Somente na manhã de sábado, os parentes das vítimas foram avisados sobre a tragédia. Fabrício Lira, irmão de Juliana, Liliane e Rita, recebeu o telefonema com a notícia por volta das 10h. “Não sabia que elas tinham ido para essa festa. Acho uma falta de responsabilidade convidar um grande número de pessoas para passear em um barco que não comporta tantas pessoas”, disse.
Liliane, Juliana e Rita de Cássia moram em um apartamento na Praça do Bicalho, em Taguatinga. Enquanto Liliane trabalha em um salão de beleza, Juliana exerce um cargo administrativo em um escritório de engenharia. Rita de Cássia, que está internada, trabalha como empregada doméstica.
Pouco antes da tragédia, uma das jovens desaparecidas chegou a ligar para outro irmão, que estava em casa, e avisou que participaria de uma festa de aniversário no Lago Norte. “Eu cheguei a ouvir o barulho da música. Só entrei em desespero na manhã de hoje (ontem) quando elas não retornaram para casa”, contou ele, que não quis divulgar seu nome.
Na manhã de ontem, no Hospital Regional da Asa Norte (Hran), Júlia Serra de Oliveira, 18 anos, e Marcos Paulo França Mercaldo, 20, que estavam na lancha que naufragou, aguardavam notícias sobre o estado de saúde das três jovens em observação.
Tanandra Carvalho Mendes Lima, 21 anos; Rita Queiroz Lira, 26 anos, e Natália Serra de Oliveira, 22 anos (irmã de Júlia), foram internadas com quadro de hipotermia.
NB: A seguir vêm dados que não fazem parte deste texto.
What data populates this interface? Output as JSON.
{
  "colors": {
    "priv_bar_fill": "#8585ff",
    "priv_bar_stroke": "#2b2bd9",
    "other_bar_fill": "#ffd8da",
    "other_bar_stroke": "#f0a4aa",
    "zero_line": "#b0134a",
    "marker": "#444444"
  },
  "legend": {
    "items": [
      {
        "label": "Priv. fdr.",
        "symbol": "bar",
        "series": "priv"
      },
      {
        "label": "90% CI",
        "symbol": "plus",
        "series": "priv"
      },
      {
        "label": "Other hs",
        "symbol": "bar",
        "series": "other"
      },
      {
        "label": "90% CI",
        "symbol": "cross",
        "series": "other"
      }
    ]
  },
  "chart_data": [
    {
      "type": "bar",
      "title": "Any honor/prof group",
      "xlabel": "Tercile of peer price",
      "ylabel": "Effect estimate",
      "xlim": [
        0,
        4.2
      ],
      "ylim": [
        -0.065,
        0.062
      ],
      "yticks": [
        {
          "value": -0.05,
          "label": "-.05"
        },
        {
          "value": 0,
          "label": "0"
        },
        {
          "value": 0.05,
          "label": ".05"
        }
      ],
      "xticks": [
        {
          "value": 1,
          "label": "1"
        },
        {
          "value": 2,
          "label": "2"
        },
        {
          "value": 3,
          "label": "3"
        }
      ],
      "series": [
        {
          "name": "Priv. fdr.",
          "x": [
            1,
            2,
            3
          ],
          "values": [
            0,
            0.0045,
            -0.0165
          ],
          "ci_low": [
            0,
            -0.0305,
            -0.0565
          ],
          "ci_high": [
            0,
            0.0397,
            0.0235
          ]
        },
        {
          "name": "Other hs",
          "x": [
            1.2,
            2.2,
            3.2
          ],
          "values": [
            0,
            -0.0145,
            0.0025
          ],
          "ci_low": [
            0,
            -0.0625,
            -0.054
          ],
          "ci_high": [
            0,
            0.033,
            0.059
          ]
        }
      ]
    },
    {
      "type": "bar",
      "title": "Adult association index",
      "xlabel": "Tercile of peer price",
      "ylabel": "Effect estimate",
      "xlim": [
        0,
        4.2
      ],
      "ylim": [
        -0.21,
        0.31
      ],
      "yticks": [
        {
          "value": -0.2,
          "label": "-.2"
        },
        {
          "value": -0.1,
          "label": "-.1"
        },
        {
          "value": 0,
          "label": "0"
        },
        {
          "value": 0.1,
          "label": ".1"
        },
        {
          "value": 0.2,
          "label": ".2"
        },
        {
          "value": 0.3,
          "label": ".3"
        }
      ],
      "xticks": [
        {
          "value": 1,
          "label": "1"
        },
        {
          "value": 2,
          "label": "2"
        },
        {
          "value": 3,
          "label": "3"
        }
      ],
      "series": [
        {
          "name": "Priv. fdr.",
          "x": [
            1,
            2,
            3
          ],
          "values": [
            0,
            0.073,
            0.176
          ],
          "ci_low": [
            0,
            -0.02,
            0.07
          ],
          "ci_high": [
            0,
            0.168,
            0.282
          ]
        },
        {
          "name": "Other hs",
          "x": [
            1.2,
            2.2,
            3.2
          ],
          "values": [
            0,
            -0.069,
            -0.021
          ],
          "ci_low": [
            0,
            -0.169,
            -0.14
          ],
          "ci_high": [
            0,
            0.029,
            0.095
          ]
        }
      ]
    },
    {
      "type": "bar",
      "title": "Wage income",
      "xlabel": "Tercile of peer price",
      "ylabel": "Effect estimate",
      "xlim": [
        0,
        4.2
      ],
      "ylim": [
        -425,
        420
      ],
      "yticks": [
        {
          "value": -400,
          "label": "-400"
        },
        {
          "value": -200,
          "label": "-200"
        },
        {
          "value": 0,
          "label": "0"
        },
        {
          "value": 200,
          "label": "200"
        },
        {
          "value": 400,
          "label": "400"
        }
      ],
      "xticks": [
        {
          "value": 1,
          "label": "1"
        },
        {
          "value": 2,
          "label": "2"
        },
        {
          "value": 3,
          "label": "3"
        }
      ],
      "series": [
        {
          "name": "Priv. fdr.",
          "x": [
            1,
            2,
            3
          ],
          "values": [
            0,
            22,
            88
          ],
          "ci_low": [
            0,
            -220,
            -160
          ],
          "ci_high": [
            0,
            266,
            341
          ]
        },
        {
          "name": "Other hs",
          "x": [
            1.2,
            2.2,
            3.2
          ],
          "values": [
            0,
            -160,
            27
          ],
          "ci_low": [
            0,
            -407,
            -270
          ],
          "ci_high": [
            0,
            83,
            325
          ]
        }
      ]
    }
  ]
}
Minutos depois, começaram a chegar familiares de Júlia e Rita, bastante transtornados.
“Nós resolvemos andar de lancha e saímos por volta das 3h. Sempre fazíamos isso e nunca tivemos problemas”, contou Marcos. Segundo ele, todos os rapazes são amigos de infância. Marcos contou que tudo ocorreu quando eles estavam no meio do Lago Paranoá. “Foi uma marola que entrou no barco. Eu nunca tinha visto isso antes. O barco começou a afundar e todos dispersaram, não vi mais ninguém. Fiquei mais ou menos uma hora nadando até chegar no Clube do Congresso. Foi quando eu liguei para os bombeiros”, justifica.
O médico plantonista Cássio Luiz dos Santos confirmou que todas as jovens tinham chegado ao hospital conscientes e que apenas Rita estava agitada e teve de ser sedada. As garotas internadas precisaram passar por uma bateria de exames de rotina para verificação de possíveis complicações.
A funcionária pública Lucineide Serra, 48 anos, mãe de Julia, disse que só ficou sabendo do ocorrido pela manhã e foi para o hospital, onde chegou muito abalada e chorando.
Clédina Queiroz Lira, 30 anos, irmã de Rita e das duas desaparecidas, comentou o acidente. “Minha irmã (Rita) disse que ficou boiando, mas ela não sabe explicar como. Tanto ela como as outras duas não sabiam nadar. Ela me contou também que desmaiou porque bebeu muita água e depois boiou”, completa.